Evolution of the micro-structure of aqueous alcohol mixtures with cooling: A computer simulation study

We study by computer simulations aqueous ethanol and tert-butanol mixtures for temperatures below room temperature, from T=250 K to T=150 K, in order to monitor how concentration fluctuations and micro-segregation evolve with the lowering of temperature. Similarly to our recent study of aqueous-methanol mixtures [J. Chem. Phys. 145, 144502 (2016)], we find that concentration fluctuations tend to decrease - as monitored by the lowering of the k = 0 value of the structure factors, while micro-segregation becomes more specific, in particular with a marked tendency of water to form short chain-like clusters, instead of large bulky nano-domains at higher temperatures.

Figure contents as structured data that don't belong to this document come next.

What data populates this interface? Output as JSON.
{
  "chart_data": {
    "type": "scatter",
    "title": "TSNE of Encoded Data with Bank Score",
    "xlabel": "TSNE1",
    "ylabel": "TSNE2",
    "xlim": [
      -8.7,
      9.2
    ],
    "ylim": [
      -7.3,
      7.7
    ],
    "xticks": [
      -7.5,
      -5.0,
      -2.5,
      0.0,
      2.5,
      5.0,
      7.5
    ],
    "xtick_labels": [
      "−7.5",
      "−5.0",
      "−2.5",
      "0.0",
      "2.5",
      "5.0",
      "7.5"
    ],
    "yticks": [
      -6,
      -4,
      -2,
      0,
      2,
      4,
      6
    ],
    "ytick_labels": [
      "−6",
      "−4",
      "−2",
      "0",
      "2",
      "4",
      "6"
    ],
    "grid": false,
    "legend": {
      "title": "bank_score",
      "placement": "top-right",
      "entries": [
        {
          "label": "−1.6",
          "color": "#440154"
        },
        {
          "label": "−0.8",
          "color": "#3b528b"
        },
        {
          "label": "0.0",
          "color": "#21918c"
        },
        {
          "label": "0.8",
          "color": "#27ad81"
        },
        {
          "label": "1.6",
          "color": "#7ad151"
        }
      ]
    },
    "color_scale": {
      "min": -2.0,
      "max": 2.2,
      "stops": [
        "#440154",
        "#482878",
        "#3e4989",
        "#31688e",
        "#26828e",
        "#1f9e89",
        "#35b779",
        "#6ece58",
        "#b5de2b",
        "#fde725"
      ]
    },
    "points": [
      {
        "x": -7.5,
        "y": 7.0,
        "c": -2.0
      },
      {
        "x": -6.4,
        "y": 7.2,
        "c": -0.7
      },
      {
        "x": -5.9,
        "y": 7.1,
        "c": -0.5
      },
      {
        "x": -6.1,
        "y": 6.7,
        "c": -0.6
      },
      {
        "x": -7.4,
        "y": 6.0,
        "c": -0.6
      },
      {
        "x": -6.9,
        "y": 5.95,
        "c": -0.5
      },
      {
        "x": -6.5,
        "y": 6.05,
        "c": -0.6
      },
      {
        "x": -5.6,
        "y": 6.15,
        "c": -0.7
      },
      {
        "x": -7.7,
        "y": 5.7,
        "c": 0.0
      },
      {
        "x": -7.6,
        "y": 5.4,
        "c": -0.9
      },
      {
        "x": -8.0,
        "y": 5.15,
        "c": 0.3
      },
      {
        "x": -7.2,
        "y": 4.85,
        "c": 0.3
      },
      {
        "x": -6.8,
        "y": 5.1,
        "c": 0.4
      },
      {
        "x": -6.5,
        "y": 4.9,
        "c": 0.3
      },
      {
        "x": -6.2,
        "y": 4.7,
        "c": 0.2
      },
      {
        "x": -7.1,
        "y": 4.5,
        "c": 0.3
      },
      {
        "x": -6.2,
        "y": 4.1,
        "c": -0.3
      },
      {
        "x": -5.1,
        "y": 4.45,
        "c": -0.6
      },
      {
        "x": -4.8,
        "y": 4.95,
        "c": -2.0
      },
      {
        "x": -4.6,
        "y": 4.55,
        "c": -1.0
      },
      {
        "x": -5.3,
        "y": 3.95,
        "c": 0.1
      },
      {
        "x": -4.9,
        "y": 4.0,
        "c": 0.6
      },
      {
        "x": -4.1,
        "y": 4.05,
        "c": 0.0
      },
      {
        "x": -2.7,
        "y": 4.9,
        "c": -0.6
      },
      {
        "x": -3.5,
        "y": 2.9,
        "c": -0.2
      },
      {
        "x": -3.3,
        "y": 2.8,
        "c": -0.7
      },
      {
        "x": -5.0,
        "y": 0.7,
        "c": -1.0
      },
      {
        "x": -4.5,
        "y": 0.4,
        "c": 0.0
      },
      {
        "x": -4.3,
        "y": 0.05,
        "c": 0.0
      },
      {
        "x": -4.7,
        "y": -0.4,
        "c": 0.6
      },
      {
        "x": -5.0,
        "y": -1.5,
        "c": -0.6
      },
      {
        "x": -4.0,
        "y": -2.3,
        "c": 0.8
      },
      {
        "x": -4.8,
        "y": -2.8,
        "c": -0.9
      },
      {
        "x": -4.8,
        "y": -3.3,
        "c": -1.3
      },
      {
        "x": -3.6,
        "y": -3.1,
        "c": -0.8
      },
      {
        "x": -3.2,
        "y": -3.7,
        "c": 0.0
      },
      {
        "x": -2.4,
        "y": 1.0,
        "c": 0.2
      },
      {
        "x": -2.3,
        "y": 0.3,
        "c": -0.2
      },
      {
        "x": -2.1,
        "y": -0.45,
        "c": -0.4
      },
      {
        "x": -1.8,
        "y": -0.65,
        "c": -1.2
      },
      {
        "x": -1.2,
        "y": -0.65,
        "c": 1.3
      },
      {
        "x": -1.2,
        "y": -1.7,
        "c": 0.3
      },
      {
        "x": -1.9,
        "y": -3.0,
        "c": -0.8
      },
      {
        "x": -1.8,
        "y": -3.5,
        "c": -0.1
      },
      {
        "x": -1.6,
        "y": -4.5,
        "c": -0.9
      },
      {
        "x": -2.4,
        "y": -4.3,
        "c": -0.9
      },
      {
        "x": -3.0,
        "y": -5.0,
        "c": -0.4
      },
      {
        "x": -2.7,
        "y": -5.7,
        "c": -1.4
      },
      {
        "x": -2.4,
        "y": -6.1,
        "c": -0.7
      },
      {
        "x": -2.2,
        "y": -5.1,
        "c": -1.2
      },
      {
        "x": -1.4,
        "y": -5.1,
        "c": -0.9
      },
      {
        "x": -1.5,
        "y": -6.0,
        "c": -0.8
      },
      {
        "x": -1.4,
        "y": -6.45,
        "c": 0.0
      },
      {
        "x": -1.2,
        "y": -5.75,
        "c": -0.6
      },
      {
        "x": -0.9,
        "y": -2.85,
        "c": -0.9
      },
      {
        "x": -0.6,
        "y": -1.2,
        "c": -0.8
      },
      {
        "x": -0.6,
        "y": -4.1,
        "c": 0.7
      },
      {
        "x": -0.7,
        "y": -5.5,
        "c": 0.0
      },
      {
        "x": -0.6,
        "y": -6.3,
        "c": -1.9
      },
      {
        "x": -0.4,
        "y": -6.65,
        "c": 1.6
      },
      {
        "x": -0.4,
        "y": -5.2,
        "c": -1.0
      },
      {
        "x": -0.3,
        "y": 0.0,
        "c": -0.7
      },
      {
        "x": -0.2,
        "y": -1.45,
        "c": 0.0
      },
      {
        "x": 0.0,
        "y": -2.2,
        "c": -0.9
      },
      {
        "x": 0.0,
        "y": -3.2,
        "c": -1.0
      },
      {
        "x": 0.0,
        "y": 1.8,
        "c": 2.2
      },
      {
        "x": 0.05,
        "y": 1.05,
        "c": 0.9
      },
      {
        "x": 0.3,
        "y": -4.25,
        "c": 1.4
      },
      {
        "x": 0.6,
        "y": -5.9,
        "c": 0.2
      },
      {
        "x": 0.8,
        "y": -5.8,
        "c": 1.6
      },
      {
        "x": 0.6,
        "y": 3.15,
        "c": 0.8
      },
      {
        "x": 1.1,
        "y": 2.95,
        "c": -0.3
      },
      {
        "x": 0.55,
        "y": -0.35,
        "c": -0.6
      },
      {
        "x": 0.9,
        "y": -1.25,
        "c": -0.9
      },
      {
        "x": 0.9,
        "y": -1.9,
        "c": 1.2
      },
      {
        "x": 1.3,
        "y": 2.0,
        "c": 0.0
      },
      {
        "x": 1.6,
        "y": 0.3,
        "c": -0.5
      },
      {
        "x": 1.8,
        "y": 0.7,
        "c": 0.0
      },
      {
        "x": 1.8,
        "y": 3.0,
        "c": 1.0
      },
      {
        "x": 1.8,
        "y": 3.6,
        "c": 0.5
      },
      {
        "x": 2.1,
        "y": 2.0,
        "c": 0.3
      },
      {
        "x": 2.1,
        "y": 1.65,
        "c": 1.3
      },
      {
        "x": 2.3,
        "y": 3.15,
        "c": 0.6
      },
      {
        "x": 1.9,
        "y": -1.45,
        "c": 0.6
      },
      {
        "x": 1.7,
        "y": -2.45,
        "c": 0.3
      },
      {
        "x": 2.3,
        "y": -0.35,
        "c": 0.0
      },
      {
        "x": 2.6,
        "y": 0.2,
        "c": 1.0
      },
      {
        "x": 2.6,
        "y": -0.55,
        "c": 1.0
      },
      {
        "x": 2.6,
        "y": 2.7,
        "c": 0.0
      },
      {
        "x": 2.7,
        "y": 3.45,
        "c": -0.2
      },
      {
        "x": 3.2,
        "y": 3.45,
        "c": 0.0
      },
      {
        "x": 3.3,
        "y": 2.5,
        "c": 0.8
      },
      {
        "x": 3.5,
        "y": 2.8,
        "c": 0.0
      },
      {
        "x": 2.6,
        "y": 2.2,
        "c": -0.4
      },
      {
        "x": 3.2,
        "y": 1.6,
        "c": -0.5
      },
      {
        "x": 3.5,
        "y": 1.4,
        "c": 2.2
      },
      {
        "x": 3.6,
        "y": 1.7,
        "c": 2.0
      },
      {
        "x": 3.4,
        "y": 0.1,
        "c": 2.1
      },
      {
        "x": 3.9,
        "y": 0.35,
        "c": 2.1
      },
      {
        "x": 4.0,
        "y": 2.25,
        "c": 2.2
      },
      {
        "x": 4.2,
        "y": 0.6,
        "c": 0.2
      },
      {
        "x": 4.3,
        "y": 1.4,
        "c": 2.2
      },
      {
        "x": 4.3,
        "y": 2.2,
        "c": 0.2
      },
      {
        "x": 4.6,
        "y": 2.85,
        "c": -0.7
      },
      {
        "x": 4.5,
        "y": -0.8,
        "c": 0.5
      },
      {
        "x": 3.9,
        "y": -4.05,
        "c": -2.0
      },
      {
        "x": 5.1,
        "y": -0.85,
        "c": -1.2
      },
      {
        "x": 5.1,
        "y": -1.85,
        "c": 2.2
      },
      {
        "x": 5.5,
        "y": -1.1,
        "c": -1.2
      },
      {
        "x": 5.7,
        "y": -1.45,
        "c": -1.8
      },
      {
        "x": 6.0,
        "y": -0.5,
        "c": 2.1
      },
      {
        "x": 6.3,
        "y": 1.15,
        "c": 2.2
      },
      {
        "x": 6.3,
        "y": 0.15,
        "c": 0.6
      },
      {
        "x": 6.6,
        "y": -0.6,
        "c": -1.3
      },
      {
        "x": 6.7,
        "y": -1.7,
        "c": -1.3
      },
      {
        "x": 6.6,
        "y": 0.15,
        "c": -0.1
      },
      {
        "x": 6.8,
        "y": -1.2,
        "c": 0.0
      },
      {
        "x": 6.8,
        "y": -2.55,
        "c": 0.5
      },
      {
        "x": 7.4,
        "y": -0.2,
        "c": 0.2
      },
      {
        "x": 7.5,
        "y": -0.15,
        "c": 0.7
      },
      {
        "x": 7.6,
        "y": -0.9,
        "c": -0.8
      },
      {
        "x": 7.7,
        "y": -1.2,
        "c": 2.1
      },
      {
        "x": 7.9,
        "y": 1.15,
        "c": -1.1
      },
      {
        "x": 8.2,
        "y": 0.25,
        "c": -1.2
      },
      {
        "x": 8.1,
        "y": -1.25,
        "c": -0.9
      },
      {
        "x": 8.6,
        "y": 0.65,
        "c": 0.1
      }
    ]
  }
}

This clustering translates into a growing pre-peak in the water-water structure factors at k ≈ 0.5Å −1. The decrease of concentration fluctuations is also in agreement with the fact that calculated Kirkwood-Buff integrals tend to become ideal, in sharp contrast with the data for T=300 K, in particular for aqueous-tbutanol mixtures. This near-ideality is a consequence of water forming supra-molecular linear clusters. We conjecture that the cooling of nano-structured mixtures produces a “transfer” of k = 0 concentration fluctuation mode towards k≠0 mode, leading in particular to these supra-molecular water clusters.